Jürgen Hardt erwartet beim Treffen der EU-Innenminister einen Fortschritt in der Frage der Verteilung von Flüchtlingen. "Wenn diese Aufgabe nicht gelöst wird, kommt sie bei jedem vor der Haustüre an. Allen ist bewusst, um was es geht", sagte der außenpolitische Sprecher der Unionsfraktion im Deutschlandfunk.

Jürgen Hardt im Gespräch mit Bettina Klein | 14.09.2015
    Porträtbild des CDU-Politikers Jürgen Hardt
    Jürgen Hardt (CDU) ist außenpolitischer Sprecher der Unionsfraktion im Bundestag (picture alliance / dpa/ Kay Nietfeld)
    Die Kontrollen an der Grenze zu Österreich seien nötig, so Hardt, um "möglichst bald zu normalen Bedingungen zurückzukehren". Dies bedeute keineswegs, die freien Grenzen in Europa aufzugeben. Vom Treffen der EU-Innenminister heute erwarte er "entscheidende Fortschritte, was die Verteilung der Flüchtlinge angeht". Dann werde es wieder geordnete Verhältnisse an den Grenzen Europas geben.
    Hardt forderte zudem einen besseren Umgang mit den Menschen: "Die EU muss in allen Ländern ein gleichmäßigen Standard von der Behandlung von Flüchtlingen sicherstellen." Zur Not müsse man anderen Staaten helfen, die Voraussetzungen zu erfüllen. "Flüchtlinge müssen gerecht verteilt werden, und einzelne Staaten dürfen sich nicht aus der Solidarität ausschließen", sagte der CDU-Politiker. Mit Blick auf die Grenzkontrollen fügte er hinzu: "Ich hoffe, dass wir einen Schritt weiterkommen - dann werden wir die anderen Schritte schnell überdenken können."

    Das Interview in voller Länge:
    Bettina Klein: Wir haben es gerade gehört: Der Städte- und Gemeindebund begrüßt zunächst mal die Entscheidung der Bundesregierung, den Zugverkehr zu stoppen und Grenzkontrollen im Süden Deutschlands wieder einzuführen. Es gibt aber auch bereits heftige Kritik an der Entscheidung.
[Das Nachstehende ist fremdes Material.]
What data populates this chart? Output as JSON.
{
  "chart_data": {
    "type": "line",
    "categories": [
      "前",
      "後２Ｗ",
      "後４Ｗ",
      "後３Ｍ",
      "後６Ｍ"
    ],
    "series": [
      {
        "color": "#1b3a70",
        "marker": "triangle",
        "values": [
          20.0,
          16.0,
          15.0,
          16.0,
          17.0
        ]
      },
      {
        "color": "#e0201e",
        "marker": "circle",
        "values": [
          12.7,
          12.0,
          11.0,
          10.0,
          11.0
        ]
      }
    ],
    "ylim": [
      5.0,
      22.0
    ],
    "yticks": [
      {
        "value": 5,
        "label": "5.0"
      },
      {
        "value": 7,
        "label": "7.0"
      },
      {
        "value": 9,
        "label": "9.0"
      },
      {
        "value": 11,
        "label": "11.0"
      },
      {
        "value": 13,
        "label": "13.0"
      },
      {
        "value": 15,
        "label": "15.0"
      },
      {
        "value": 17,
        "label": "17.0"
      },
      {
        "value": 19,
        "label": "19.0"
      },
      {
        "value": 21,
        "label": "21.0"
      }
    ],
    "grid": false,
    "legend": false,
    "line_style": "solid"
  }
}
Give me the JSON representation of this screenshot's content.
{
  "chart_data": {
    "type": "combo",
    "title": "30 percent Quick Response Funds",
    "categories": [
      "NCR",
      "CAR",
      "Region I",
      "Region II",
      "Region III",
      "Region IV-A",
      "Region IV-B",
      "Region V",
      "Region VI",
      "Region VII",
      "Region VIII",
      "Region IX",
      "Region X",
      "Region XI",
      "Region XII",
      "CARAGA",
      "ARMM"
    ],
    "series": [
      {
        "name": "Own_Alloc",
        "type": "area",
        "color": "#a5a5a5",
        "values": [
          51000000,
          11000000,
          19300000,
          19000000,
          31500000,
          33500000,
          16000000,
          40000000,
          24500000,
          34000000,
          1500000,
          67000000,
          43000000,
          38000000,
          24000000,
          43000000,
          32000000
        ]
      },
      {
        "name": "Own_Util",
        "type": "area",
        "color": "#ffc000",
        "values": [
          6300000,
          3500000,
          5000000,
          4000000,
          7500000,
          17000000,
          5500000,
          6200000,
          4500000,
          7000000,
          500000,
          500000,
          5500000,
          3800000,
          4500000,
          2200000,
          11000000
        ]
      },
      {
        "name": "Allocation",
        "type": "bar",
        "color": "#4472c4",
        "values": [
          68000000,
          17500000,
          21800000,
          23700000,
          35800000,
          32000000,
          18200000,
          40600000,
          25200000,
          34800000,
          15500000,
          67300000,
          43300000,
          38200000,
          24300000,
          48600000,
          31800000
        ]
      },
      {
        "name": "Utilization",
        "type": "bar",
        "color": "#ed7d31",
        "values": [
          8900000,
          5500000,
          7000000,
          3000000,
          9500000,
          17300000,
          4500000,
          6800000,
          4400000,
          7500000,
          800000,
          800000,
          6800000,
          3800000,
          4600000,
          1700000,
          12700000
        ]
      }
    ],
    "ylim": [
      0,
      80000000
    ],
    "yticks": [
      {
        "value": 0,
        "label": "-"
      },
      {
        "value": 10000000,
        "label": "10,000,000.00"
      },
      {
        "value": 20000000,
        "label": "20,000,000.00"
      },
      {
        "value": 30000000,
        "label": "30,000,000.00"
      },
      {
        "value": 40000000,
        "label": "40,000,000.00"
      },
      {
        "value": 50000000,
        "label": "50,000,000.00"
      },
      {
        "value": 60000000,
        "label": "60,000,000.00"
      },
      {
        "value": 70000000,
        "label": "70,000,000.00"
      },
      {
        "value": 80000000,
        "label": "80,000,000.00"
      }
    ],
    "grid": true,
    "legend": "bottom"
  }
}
    Am Telefon ist jetzt Jürgen Hardt (CDU). Er ist neugewählter außenpolitischer Sprecher der Unions-Fraktion im Bundestag. Guten Morgen, Herr Hardt.
    Jürgen Hardt: Guten Morgen, Frau Klein.
    Klein: Schengen zunächst mal außer Kraft gesetzt. Ist Europa wieder Ausland?
    Hardt: Das ganz klar nicht. Wir haben ja im Schengen-Abkommen Regeln, unter denen temporär befristet auch entsprechende Grenzkontrollen wieder eingeführt werden können. Deutschland hat diese Karte jetzt gezogen. Das tun andere Länder aus anderen Gründen auch. Insofern müssen wir natürlich versuchen, möglichst bald wieder zu normalen Bedingungen zurückzukommen. Aber das, was jetzt geschieht, ist keine Aufgabe des freien Grenzverkehrs in Europa.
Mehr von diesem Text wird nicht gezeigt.